How does VRE spread?

VRE is spread from one person to another by contact, often on the hands of caregivers. VRE can be present on the caregiver's hands either from touching contaminated material excreted by an infected person or from touching articles soiled by feces. VRE can survive well on hands and can survive for weeks on inanimate objects such as toilet seats, taps, door handles, bedrails, furniture and bedpans. VRE is easy to kill with the proper use of disinfectants and good hand hygiene.

What precautions are used to prevent the appearance of VRE at West Park?

Performing hand hygiene frequently is the best defense against the spread of infection. West Park has hand sanitizers located throughout the Centre, at main entrances, and in clinical units as well as most patient rooms include wash stations at their entrances.
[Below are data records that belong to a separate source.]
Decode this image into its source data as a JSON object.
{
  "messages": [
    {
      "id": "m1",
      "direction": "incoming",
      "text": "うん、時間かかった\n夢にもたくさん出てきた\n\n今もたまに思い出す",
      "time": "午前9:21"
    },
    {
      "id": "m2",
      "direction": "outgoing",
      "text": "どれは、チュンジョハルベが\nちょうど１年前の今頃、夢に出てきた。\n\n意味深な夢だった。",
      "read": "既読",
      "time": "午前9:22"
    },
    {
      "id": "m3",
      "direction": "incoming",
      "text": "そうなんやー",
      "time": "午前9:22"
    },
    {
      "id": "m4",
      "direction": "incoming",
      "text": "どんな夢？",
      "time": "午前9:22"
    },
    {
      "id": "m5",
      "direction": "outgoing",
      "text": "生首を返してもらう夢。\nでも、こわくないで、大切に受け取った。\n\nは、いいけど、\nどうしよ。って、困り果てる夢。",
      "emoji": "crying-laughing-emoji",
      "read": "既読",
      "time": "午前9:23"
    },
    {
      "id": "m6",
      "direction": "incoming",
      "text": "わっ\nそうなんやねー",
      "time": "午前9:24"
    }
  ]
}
West Park emphasizes the highest standard of cleanliness, using trained professional cleaning staff to maintain a clean and safe environment. West Park monitors patient symptoms daily and follows strict infection control guidelines when someone is suspected or confirmed with having VRE.

How does West Park Healthcare Centre control the spread of VRE?

At West Park any person with VRE will be placed on special isolation precautions, which include appropriate accommodation. Their activities outside the room will be restricted. All health care staff who enters the room will wear a gown and gloves. Everyone MUST clean their hands when leaving the room. Dedicated equipment or adequate cleaning and disinfecting of shared equipment including transport equipment is required. Special cleaning procedures are put in place in the affected patient's room to ensure that all frequently touched surfaces are thoroughly cleaned.

Does West Park Healthcare Centre track VRE cases?

All cases of VRE are identified early and the Infection Prevention and Control Service (IPAC) are informed. IPAC then tracks all patients with VRE along with other infections.